No Mandate

Member Group : Jerry Shenk

As Ron Fournier of the National Journal wrote on Election Day, "Barack Obama won a second term but no mandate. Thanks in part to his own small-bore and brutish campaign, victory guarantees the president nothing more than the headache of building consensus in a gridlocked capital on behalf of a polarized public."

In Election 2012, American voters were deeply divided by race, gender, religious sensitivities and party affiliation.

Couple those divisions with Obama’s narrow popular vote victory and the fact that President Obama has never attempted to build consensus in Washington, and his task becomes impossible. Obama would be foolish to assume a mandate to continue transforming America into a bankrupt European-style, soft-socialist welfare state.

During the campaign, only Gov. Mitt Romney addressed hard economic truths, but, to avoid politically damaging errors, offered few solutions to a voting public hungry for them. Romney’s caution might have contributed to his loss. Still, Obama won a smaller percentage of the vote this time than in 2008. A re-elected president usually increases his winning popular vote margin. The close popular vote and exit polling interviews suggest that half of American voters view Obama as an incompetent, economically illiterate president whose first-term record is marked by the aftereffects of his unsuccessful policies: the stimulus, massive new debt, inflation, declining household incomes, persistent joblessness, high gas prices, hijacked health care and failed foreign policy.

In fact, a majority think America is on the wrong track. Nonetheless, Obama won. The difference in the election came from Obama’s most reliable base, a heavily invested, compliant mainstream media, which savaged Romney while crafting a narrative about Obama’s re-election inevitability and leaving unreported anything that didn’t fit it.

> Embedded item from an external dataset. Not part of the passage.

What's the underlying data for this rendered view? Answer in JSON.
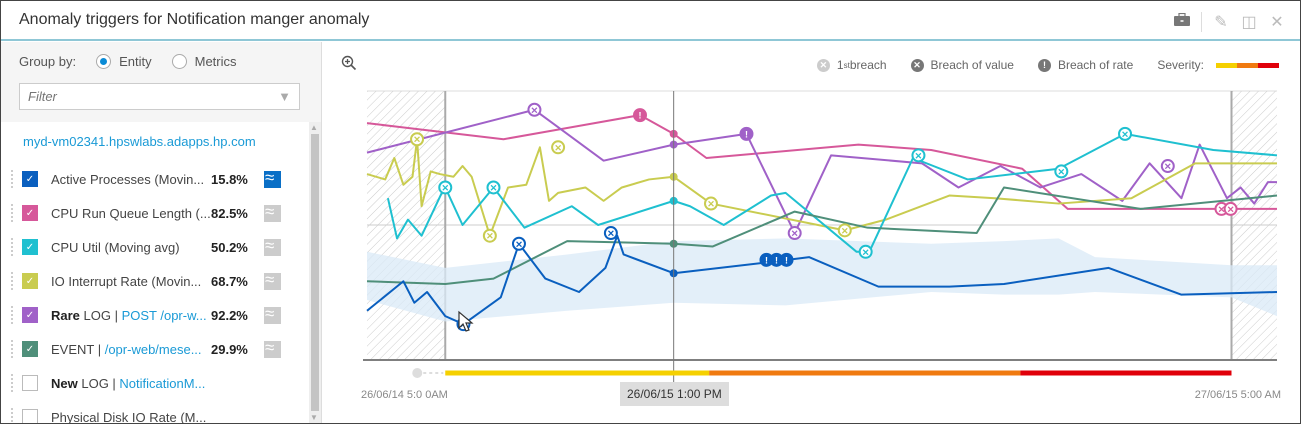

The media reported Obama’s greatest vulnerability, the lousy economy, more favorably than it did the far stronger economies of both Presidents Bush. Low-information voters who relied on traditional media for news, don’t know that, following his embarrassing first debate performance, Obama began hyping trivialities and exhibiting behavior normally unseen in confident incumbents — "Romnesia," bayonets, un-presidential peevishness, calling his opponent a "bullsh***er," and cringe-inducing ads comparing a vote for Obama with a girl’s first sexual experience.

Obama became nastier, more divisive, shrill and petty before, abandoning all presidential pretense, he shouted on camera to a campaign audience that voting was "the best revenge." For what? On whom?

In arguably the most biased media omission, CBS withheld footage of Obama’s Sept. 12 "60 Minutes" interview proving the president did not call Benghazi a terrorist attack. As Obama’s second term unfolds and problems such as Benghazi, massive debt and entitlement crises are finally "discovered," the mainstream media’s willful oversights will further erode its sagging credibility among a majority of Americans. Despite its successful pro-Obama campaign, the legacy media might ultimately become 2012’s biggest losers.

Thankfully, the GOP retained its large House majority. Gridlock might be the best scenario for the part of the American public who understands that centrism is a virtue taxpayers can no longer afford. If one political faction supports and another rejects additional spending and programs, compromise always favors some increase in both. At more than $16 trillion, America’s national debt already exceeds the nation’s annual gross domestic product, the market value of all final goods and services. Repaying it will burden generations of Americans, some as yet unborn.

Kevin Williamson, a National Review writer, said, "There is not much in this [election] to comfort conservatives. The lessons of Ohio are that Barack Obama is a skillful demagogue, that the ancients were wise to number envy among the deadly sins, and that offering Americans a check is a more fruitful political strategy than offering them the opportunity to take control of and responsibility for their own lives."

Enough damage has already been done. Americans should embrace gridlock. America needs problem-solvers, certainly, but, more than anything, the nation needs principled obstinacy among polite, but determined and responsible elected adults, not more expensive "centrism" from the irresponsible elements of its political class. Above all, disappointed Romney supporters must be as gracious in defeat as Democrats were in 2000 and 2004.